ZeroDexGrasp: Zero-Shot Task-Oriented Dexterous Grasp Synthesis with Prompt-Based Multi-Stage Semantic Reasoning
Juntao Jian, Yi-Lin Wei, Chengjie Mou, Yuhao Lin, Xing Zhu, Yujun Shen, Wei-Shi Zheng, Ruizhen Hu
TL;DR
The paper tackles zero-shot task-oriented dexterous grasping across diverse objects and task instructions. It proposes ZeroDexGrasp, a two-component pipeline that combines prompt-based multi-stage semantic reasoning with contact-guided grasp refinement to synthesize grasp parameters $G = \{T, R, \theta\}$, where $T \in \mathbb{R}^3$, $R \in SO(3)$, and $\theta \in \mathbb{R}^{16}$. Key contributions include a Set-of-Mark-based part-level contact inference, imagination-driven initial hand rotation inference, geometry-guided verification, and an energy-based refinement framework that ties semantic requirements to physically feasible grasps.

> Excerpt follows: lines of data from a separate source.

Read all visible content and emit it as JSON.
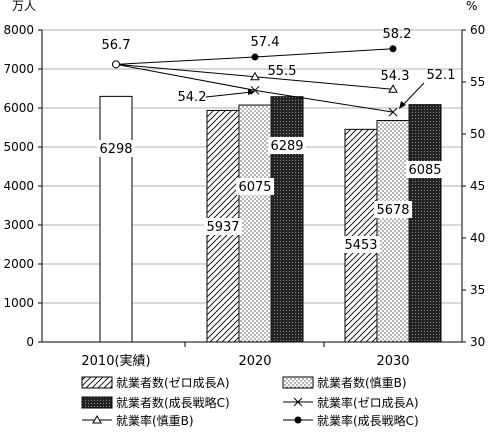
{
  "chart_data": {
    "type": "bar",
    "y_left_unit": "万人",
    "y_right_unit": "%",
    "categories": [
      "2010(実績)",
      "2020",
      "2030"
    ],
    "y_left_ticks": [
      "0",
      "1000",
      "2000",
      "3000",
      "4000",
      "5000",
      "6000",
      "7000",
      "8000"
    ],
    "y_right_ticks": [
      "30",
      "35",
      "40",
      "45",
      "50",
      "55",
      "60"
    ],
    "ylim_left": [
      0,
      8000
    ],
    "ylim_right": [
      30,
      60
    ],
    "grid": true,
    "legend_position": "bottom",
    "series": [
      {
        "name": "就業者数(ゼロ成長A)",
        "kind": "bar",
        "axis": "left",
        "pattern": "hatch",
        "values": [
          6298,
          5937,
          5453
        ],
        "labels": [
          "6298",
          "5937",
          "5453"
        ]
      },
      {
        "name": "就業者数(慎重B)",
        "kind": "bar",
        "axis": "left",
        "pattern": "dots",
        "values": [
          null,
          6075,
          5678
        ],
        "labels": [
          "",
          "6075",
          "5678"
        ]
      },
      {
        "name": "就業者数(成長戦略C)",
        "kind": "bar",
        "axis": "left",
        "pattern": "dark",
        "values": [
          null,
          6289,
          6085
        ],
        "labels": [
          "",
          "6289",
          "6085"
        ]
      },
      {
        "name": "就業率(ゼロ成長A)",
        "kind": "line",
        "axis": "right",
        "marker": "x",
        "values": [
          56.7,
          54.2,
          52.1
        ],
        "labels": [
          "",
          "54.2",
          "52.1"
        ]
      },
      {
        "name": "就業率(慎重B)",
        "kind": "line",
        "axis": "right",
        "marker": "triangle",
        "values": [
          56.7,
          55.5,
          54.3
        ],
        "labels": [
          "",
          "55.5",
          "54.3"
        ]
      },
      {
        "name": "就業率(成長戦略C)",
        "kind": "line",
        "axis": "right",
        "marker": "dot",
        "values": [
          56.7,
          57.4,
          58.2
        ],
        "labels": [
          "56.7",
          "57.4",
          "58.2"
        ]
      }
    ],
    "colors": {
      "hatch": "#000000",
      "dots": "#000000",
      "dark": "#1a1a1a",
      "line": "#000000",
      "grid": "#b0b0b0"
    }
  }
}
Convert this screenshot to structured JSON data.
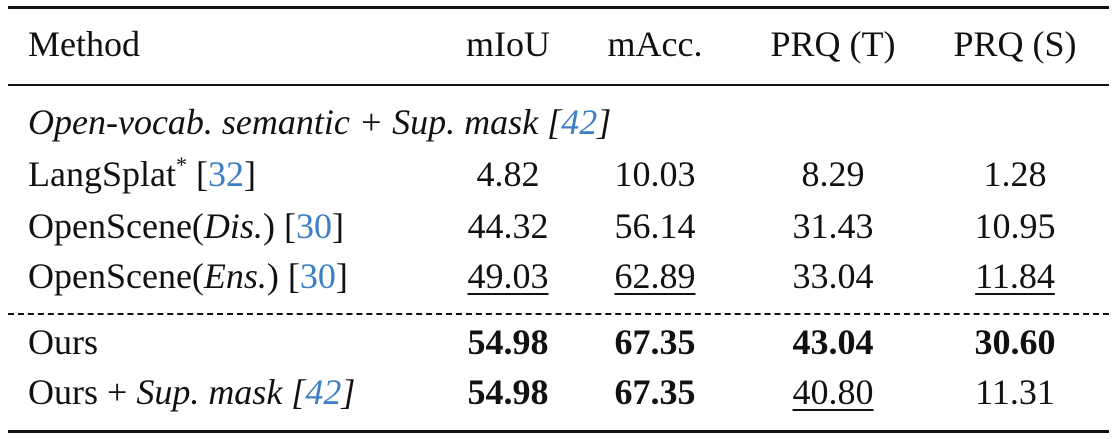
{
  "table": {
    "headers": [
      "Method",
      "mIoU",
      "mAcc.",
      "PRQ (T)",
      "PRQ (S)"
    ],
    "section_label": {
      "text": "Open-vocab. semantic + Sup. mask [",
      "cite": "42",
      "close": "]"
    },
    "rows": [
      {
        "method": "LangSplat",
        "method_sup": "*",
        "method_cite": "32",
        "values": [
          "4.82",
          "10.03",
          "8.29",
          "1.28"
        ]
      },
      {
        "method": "OpenScene(",
        "method_ital": "Dis.",
        "method_close": ")",
        "method_cite": "30",
        "values": [
          "44.32",
          "56.14",
          "31.43",
          "10.95"
        ]
      },
      {
        "method": "OpenScene(",
        "method_ital": "Ens.",
        "method_close": ")",
        "method_cite": "30",
        "values": [
          "49.03",
          "62.89",
          "33.04",
          "11.84"
        ],
        "underlined": [
          0,
          1,
          3
        ]
      },
      {
        "method": "Ours",
        "values": [
          "54.98",
          "67.35",
          "43.04",
          "30.60"
        ],
        "bold": [
          0,
          1,
          2,
          3
        ]
      },
      {
        "method": "Ours + ",
        "method_ital": "Sup. mask [",
        "method_cite": "42",
        "method_ital_close": "]",
        "values": [
          "54.98",
          "67.35",
          "40.80",
          "11.31"
        ],
        "bold": [
          0,
          1
        ],
        "underlined": [
          2
        ]
      }
    ]
  }
}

Experiments show strong zero-shot generalization to open-set objects and complex tasks, with significant improvements in semantic alignment and reduced interpenetration, and demonstrations on real robotic hardware, highlighting practical impact for flexible robotic manipulation. The approach remains mindful of limitations in MLLM reliability and calls for robust grounding and feedback in future work, which would further enhance real-world robustness.
Abstract
Task-oriented dexterous grasping holds broad application prospects in robotic manipulation and human-object interaction. However, most existing methods still struggle to generalize across diverse objects and task instructions, as they heavily rely on costly labeled data to ensure task-specific semantic alignment. In this study, we propose \textbf{ZeroDexGrasp}, a zero-shot task-oriented dexterous grasp synthesis framework integrating Multimodal Large Language Models with grasp refinement to generate human-like grasp poses that are well aligned with specific task objectives and object affordances. Specifically, ZeroDexGrasp employs prompt-based multi-stage semantic reasoning to infer initial grasp configurations and object contact information from task and object semantics, then exploits contact-guided grasp optimization to refine these poses for physical feasibility and task alignment. Experimental results demonstrate that ZeroDexGrasp enables high-quality zero-shot dexterous grasping on diverse unseen object categories and complex task requirements, advancing toward more generalizable and intelligent robotic grasping.